More recent trends show SCADA systems incorporating widely available COTS (Commercial Off-The-Shelf) software to deliver functionality and adopting recognised communications standards such as TCP/IP to facilitate integration and remote administration. The use of COTS increases available functionality and robustness but introduces new vulnerabilities. Attackers can exploit their knowledge of such widely available components and attacks can be 'designed' in ways previously not possible with the earlier proprietary systems. Closely linked to security is the need for fault tolerance. Here too we must develop intelligent SCADA systems that can self-monitor and detect anomalous behaviour (resulting from malicious attack or component fault) and invoke response that protects the goals of the whole system.

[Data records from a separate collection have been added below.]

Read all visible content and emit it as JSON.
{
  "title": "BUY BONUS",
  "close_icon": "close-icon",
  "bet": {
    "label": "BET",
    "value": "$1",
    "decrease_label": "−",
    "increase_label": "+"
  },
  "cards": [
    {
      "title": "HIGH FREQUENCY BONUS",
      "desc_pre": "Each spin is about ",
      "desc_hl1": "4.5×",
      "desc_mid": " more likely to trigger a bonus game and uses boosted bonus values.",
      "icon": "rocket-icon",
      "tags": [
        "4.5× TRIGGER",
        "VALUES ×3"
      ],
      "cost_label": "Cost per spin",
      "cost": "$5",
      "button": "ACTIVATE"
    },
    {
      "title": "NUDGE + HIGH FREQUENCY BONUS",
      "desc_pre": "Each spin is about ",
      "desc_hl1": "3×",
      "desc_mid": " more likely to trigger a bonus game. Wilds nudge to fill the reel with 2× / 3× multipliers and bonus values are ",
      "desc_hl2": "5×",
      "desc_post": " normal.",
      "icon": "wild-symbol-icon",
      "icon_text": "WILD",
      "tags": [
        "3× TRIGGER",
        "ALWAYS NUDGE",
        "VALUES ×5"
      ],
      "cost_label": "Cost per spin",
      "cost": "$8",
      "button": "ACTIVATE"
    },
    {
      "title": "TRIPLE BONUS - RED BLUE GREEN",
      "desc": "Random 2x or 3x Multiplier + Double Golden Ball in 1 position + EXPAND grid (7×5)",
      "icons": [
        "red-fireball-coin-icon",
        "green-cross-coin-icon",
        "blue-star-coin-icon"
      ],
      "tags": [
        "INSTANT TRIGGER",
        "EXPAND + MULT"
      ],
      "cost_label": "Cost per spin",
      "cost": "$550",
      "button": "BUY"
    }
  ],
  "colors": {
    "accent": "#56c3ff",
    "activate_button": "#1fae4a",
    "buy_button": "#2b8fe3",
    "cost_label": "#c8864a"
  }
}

The next generation of SCADA systems must develop a set of autonomous and intelligent capabilities to address a number of pressing requirements. Problems presented by increasing process complexity, advances in sensor technologies, the increasing demand for integration with other enterprise solutions, increasingly inadequate security protection and a higher required standard of fault tolerance must all be solved. To provide solutions to these problems the proposed research focuses on the development of a novel Multi-Agent System (MAS) architecture. This architecture is integrated with an advanced event reasoning framework that can fully exploit sensor data and domain knowledge, including treatment of inherent uncertainties, incompleteness and inconsistency to autonomously infer system state and crucially to inform human and autonomous decision makers in the system.
Increased autonomy presents new challenges of system security. The next generation of autonomous SCADA must detect, diagnose and respond in real-time to security breaches and anomalous behaviours. The proposed research exploits new Deep Packet Inspection capabilities and network traffic analysis to develop a unique 'cyber-sensor', providing visibility of overall system health and integrity to human operators and autonomous components. Brought together, these novel research outputs will equip the next generation of autonomous SCADA systems with the capabilities to respond in real-time to evolving situations, self-awareness of changes and abnormal behaviours, fault and noise tolerance, and real-time decision support.